The expected support or floor has held. That’s good.

Unfortunately, we’re now way down near 70 cents — and growers can’t be pleased with that.

But if support at 70 hadn’t held, we’d otherwise possibly be trending to 65. As we have mentioned here before, there is further downside price risk to the 65 to 68-cent area.

Prices (Dec12 futures) “broke” back on Sept. 21 and subsequently declined to under 71 cents. Prices improved last week to back over 72 cents Wednesday and Thursday, but were down a little Friday.

If support holds, prices may eventually trend up... but, no mistake, there’s a lot to overcome to get there.

Last week’s export sales report showed net sales of 245,000 bales including 118,000 to China. This brings total 2012-13 crop sales to 5.6 million bales. That’s 48 percent of USDA’s estimate for the year, but compares to 62 percent this time a year ago.

The strong export report was taken as supportive for prices. When prices dip to the lower end of the expected spectrum, a pick- up in export sales helps validate the “support”.

India was in the news last week. The India crop is estimated by the Cotton Advisory Board at 26 million bales compared to USDA’s most recent estimate of 24.5 million bales.

Exports are estimated at 5.5 million bales compared to only 3.5 mb estimated by USDA.

Large world and China stocks, now combined with higher than expected production and exports from India if realized, could place additional downward pressure on prices. USDA’s October estimates will be released on Thursday, Oct. 11.

USDA-AMS reports the basis for Southeast cotton 41-4/34 is currently -325 (3.25 cents under) December. Better grade 31- 3/35 is at a 300 point (3-cents) premium to that.
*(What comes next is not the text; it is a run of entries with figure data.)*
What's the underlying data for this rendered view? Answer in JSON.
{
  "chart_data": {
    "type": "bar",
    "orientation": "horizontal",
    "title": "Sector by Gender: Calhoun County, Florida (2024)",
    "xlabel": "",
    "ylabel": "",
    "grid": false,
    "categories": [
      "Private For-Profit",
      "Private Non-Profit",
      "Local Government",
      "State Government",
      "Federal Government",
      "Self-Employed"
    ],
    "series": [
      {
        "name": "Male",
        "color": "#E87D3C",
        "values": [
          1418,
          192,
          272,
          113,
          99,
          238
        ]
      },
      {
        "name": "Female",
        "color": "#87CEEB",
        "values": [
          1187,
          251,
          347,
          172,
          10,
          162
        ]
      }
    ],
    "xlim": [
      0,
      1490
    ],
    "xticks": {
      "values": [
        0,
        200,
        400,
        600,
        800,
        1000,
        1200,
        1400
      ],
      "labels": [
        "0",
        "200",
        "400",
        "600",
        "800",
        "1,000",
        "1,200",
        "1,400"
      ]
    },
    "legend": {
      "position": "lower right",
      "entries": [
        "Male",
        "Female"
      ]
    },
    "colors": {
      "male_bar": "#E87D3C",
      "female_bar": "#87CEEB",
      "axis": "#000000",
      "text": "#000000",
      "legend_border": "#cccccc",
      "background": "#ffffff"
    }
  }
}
As harvest continues to progress and we move forward, prices may find additional weakness, but are generally expected to hold in the 70 to 75-cent area with possible weakness below 70.

Prices for the 2013 crop (Dec13 futures) are in the 76-cent area, compared to corn at around $6.25 and soybeans at around $13.25.

A bumper peanut crop is expected and may drive peanut prices and contracts down considerably compared to this year. This may reduce the acreage battle to one between cotton and corn in states with significant peanut acreage.

I still expect cotton prices (old crop and new crop) to improve into winter and spring in order to be competitive. But I don’t expect a return of prices seen last winter and spring.